The South Jersey Transportation Authority went ahead with a public hearing on its biggest ever increase in Atlantic City Expressway tolls — even though Gov. Phil Murphy’s state lockdown prohibited the public from attending.

The hearing was streamed online, but much of the small amount of comment allowed was taken up by officials of unions that would benefit from the massive increase in SJTA spending.

The authority didn’t make available the usual details about the $500 million 10-year spending plan — not even to its own members.

SJTA Commissioner James “Sonny” McCullough said he was “very embarrassed” that the hearings went forward and “the whole process on toll increases … was not transparent.” The authority wouldn’t give him full details on its spending plans and rejected his request for another hearing with more information.

Expressway tolls would be increased an average of 36%, but much higher in some places. At the toll plaza outside Atlantic City, drivers would have to pay 66% more.

And like New Jersey’s gasoline tax that keeps rising, tolls on the expressway could increase every year indefinitely under the SJTA proposal — at a rate 50% higher than inflation the past decade.
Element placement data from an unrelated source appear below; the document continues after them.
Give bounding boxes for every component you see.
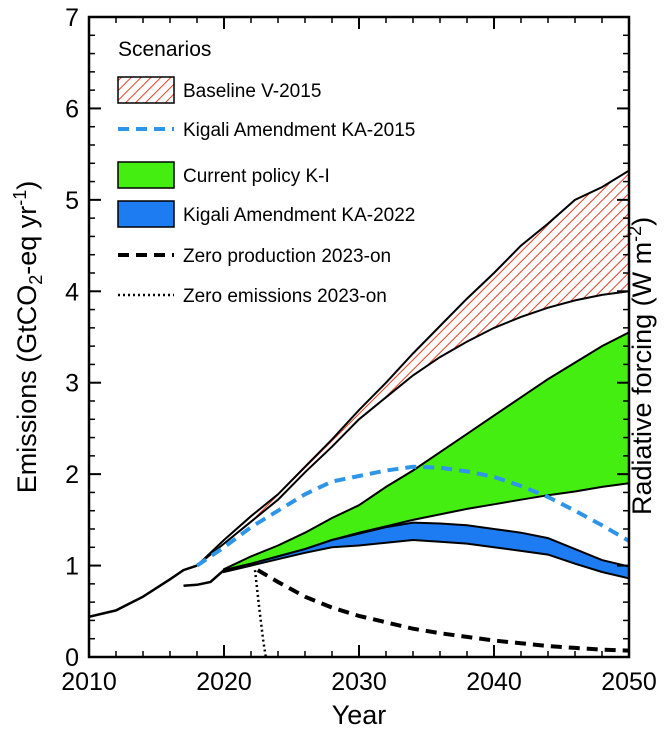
- zero-production-line: [256, 568, 629, 653]
- x-tick-label-2030: 2030: [331, 668, 387, 696]
- ka2022-band: [223, 521, 629, 580]
- legend-label-zeroprod: Zero production 2023-on: [183, 246, 391, 267]
- legend-label-zeroemis: Zero emissions 2023-on: [183, 286, 387, 307]
- legend-item-ka2015: Kigali Amendment KA-2015: [118, 120, 415, 141]
- legend-swatch-baseline: [117, 76, 175, 104]
- legend-item-zeroemis: Zero emissions 2023-on: [118, 286, 387, 307]
- legend-swatch-current: [117, 161, 175, 189]
- y-tick-label-6: 6: [65, 95, 79, 123]
- legend-label-ka2022: Kigali Amendment KA-2022: [183, 205, 415, 226]
- legend-label-current: Current policy K-I: [183, 166, 330, 187]
- y-tick-label-4: 4: [65, 278, 79, 306]
- ka2015-line: [195, 464, 629, 568]
- legend-label-baseline: Baseline V-2015: [183, 81, 321, 102]
- x-tick-label-2040: 2040: [466, 668, 522, 696]
- y-tick-label-2: 2: [65, 461, 79, 489]
- legend-label-ka2015: Kigali Amendment KA-2015: [183, 120, 415, 141]
- x-tick-label-2010: 2010: [61, 668, 117, 696]
- legend-item-zeroprod: Zero production 2023-on: [118, 246, 391, 267]
- legend-item-current: Current policy K-I: [117, 161, 330, 189]
- legend-swatch-ka2022: [117, 200, 175, 228]
- legend-item-baseline: Baseline V-2015: [117, 76, 321, 104]
- history-line-2020: [183, 569, 225, 587]
- y-tick-label-3: 3: [65, 370, 79, 398]
- plot-area: [89, 169, 629, 657]
- y-tick-label-0: 0: [65, 644, 79, 672]
- y-tick-label-7: 7: [65, 4, 79, 32]
- baseline-lower-line: [196, 290, 629, 567]
- x-tick-label-2050: 2050: [601, 668, 657, 696]
- x-axis-title: Year: [332, 700, 387, 730]
- x-tick-label-2020: 2020: [196, 668, 252, 696]
- right-axis-title-fragment: Radiative forcing (W m-2): [625, 217, 657, 515]
- zero-emissions-line: [253, 569, 268, 657]
- y-tick-label-1: 1: [65, 553, 79, 581]
- y-axis-title: Emissions (GtCO2-eq yr-1): [10, 181, 46, 494]
- axes: 2010 2020 2030 2040 2050 0 1 2 3 4 5 6 7: [61, 4, 657, 696]
- legend: Scenarios Baseline V-2015 Kigali Amendment…: [117, 38, 415, 307]
- baseline-upper-line: [196, 169, 629, 567]
- history-line: [89, 564, 198, 619]
- plot-frame: [87, 15, 631, 659]
- legend-title: Scenarios: [118, 38, 211, 61]
- legend-item-ka2022: Kigali Amendment KA-2022: [117, 200, 415, 228]
- y-tick-label-5: 5: [65, 187, 79, 215]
Much of the extra money from drivers wouldn’t be spent on expressway improvements or maintenance, but on a new light rail line from Glassboro to Camden. The SJTA plan would spend $200 million on starting that project — 40% of the new revenue. Improvements to NJ Transit’s Atlantic City train line such as increased service or upgrades, meanwhile, get no dedicated funding under the plan.

The expressway toll hikes seem to be part of a statewide coordinated effort to ensure perpetual funding for projects without meaningful public oversight. Also during the pandemic this year, the New Jersey Turnpike Authority is proposing a 27% toll increase on the Garden State Parkway and a 36% increase on the N.J. Turnpike. Annual automatic increases forever would be approved for those tolls too.

Legislative leaders and Murphy should reject the toll hikes on all three highways and insist the increases and their planned spending be reevaluated in light of the record unemployment and severe damage to the New Jersey economy by the COVID-19 shutdown. Atlantic County representatives Sen. Chris Brown and Assemblyman Vince Mazzeo, who both tried in vain to get the hearings postponed, questioned whether such toll increases made sense going into what’s likely a severe recession.

Murphy already has stopped Homestead property tax relief payments in response to the economic damage. The toll hikes and projects should also be halted, even if it disappoints unions.